Chainalsysis, a top firm aiding both public and private entities monitor and track crypto transactions, is expected to raise $100 million at a $1 billion valuation according to a report by Forbes. The new funding is said to be led Lee Fixel’s VC firm, Addition, along with prior investors. This past summer, Chainalysis expanded a Series B round backed by prominent VC firms.
Founded in 2014, Chainalysis offers compliance services to regulators and law enforcement as well as businesses. The company has emerged as a leader in the blockchain industry when it comes to forensic analysis for digital asset transactions. The report indicated that Chainalysis currently has around 350 customers – including the US government.
In fact, earlier this month Chainalysis aided the US government in tracking down $1 billion in crypto that was tied to the Silk Road darknet market. IRS-CI agents used Chainalysis to analyze Bitcoin transactions executed by Silk Road. The company subsequently identified 54 previously undetected Bitcoin transactions that were said to represent the proceeds of unlawful activity. Chainalysis also found a hacker who stole those funds from Silk Road.
Last August, Chainalysis provided the tool kit to allow the US Department of Justice to hunt down 280 crypto wallets affiliated with North Korea and stolen digital goods. The group of hackers known as the Lazurus Group attempted to launder the funds but the efforts were for naught as the crypto-sleuths at Chainalysis were able to track them down.
Cryptocurrency transactions are unique in that the trail of transactions is “immutable” and thus exist in perpetuity. Moving crypto is more like sending a postcard in the mail where anyone may read it. With the correct skills and computing power, a sophisticated organization may trace transactions and wallets where the crypto is held. The emergence of Chainalysis and similar firms may doom the days of illicit transactions taking place via cryptocurrency.

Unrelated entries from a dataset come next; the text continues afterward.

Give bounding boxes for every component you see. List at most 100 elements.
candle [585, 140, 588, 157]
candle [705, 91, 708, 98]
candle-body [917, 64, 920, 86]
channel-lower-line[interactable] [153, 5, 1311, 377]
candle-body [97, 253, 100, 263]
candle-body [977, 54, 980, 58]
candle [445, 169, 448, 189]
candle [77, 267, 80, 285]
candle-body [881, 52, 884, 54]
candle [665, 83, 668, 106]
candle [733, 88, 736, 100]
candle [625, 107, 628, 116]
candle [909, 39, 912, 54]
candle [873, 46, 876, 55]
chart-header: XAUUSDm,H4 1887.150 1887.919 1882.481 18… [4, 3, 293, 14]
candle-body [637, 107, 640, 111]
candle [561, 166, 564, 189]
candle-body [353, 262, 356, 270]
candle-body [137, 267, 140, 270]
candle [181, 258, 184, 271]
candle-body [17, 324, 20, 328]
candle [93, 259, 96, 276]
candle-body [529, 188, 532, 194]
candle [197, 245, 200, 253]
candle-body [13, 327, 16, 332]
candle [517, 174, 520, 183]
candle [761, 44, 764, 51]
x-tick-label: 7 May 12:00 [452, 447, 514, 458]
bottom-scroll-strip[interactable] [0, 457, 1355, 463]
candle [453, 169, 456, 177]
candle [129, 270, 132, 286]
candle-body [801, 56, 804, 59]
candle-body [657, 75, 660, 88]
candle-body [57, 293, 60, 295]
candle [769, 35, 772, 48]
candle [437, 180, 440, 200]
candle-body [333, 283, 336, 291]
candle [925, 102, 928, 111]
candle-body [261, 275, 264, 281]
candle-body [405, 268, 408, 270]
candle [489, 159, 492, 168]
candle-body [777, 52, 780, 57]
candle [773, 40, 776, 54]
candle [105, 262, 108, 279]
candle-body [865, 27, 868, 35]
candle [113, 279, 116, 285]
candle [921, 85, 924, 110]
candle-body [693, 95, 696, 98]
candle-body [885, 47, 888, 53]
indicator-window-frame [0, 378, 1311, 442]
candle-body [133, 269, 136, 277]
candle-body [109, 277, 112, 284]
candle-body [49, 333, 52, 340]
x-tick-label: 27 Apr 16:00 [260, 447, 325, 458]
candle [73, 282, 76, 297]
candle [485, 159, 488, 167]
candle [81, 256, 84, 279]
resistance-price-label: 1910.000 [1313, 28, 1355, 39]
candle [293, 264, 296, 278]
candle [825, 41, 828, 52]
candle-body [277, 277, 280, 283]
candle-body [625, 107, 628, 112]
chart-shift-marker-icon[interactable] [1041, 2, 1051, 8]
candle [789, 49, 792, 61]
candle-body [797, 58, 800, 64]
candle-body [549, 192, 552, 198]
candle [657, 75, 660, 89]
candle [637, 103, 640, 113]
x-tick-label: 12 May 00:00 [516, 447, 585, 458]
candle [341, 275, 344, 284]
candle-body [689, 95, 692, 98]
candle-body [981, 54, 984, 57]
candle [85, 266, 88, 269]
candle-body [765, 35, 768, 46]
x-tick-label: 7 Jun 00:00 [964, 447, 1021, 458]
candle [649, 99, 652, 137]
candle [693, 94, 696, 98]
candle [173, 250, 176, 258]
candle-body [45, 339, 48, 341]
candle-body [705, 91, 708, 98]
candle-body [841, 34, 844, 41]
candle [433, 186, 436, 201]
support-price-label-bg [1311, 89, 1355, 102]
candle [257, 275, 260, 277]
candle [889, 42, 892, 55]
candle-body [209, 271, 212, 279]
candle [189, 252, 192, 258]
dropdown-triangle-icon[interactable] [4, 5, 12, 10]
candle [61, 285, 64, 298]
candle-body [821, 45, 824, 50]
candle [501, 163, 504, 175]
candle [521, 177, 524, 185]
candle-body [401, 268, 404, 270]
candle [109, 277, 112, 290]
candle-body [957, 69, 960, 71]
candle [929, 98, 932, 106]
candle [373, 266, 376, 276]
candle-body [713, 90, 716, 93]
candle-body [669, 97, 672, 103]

Due to the rise in government services, Chainalysis announced a new office in Washington, DC last month. Michael Gronager, co-founder and CEO, Chainalysis, stated at that time:
“Chainalysis builds trust and brings legitimacy to the future of finance. When law enforcement and regulators become comfortable with digital assets, exchanges are able to grow and financial institutions can enter the ecosystem to safely and responsibly capitalize on this growing asset class. I’m excited about the top talent we are bringing on to prepare the company for the next wave of cryptocurrency adoption.”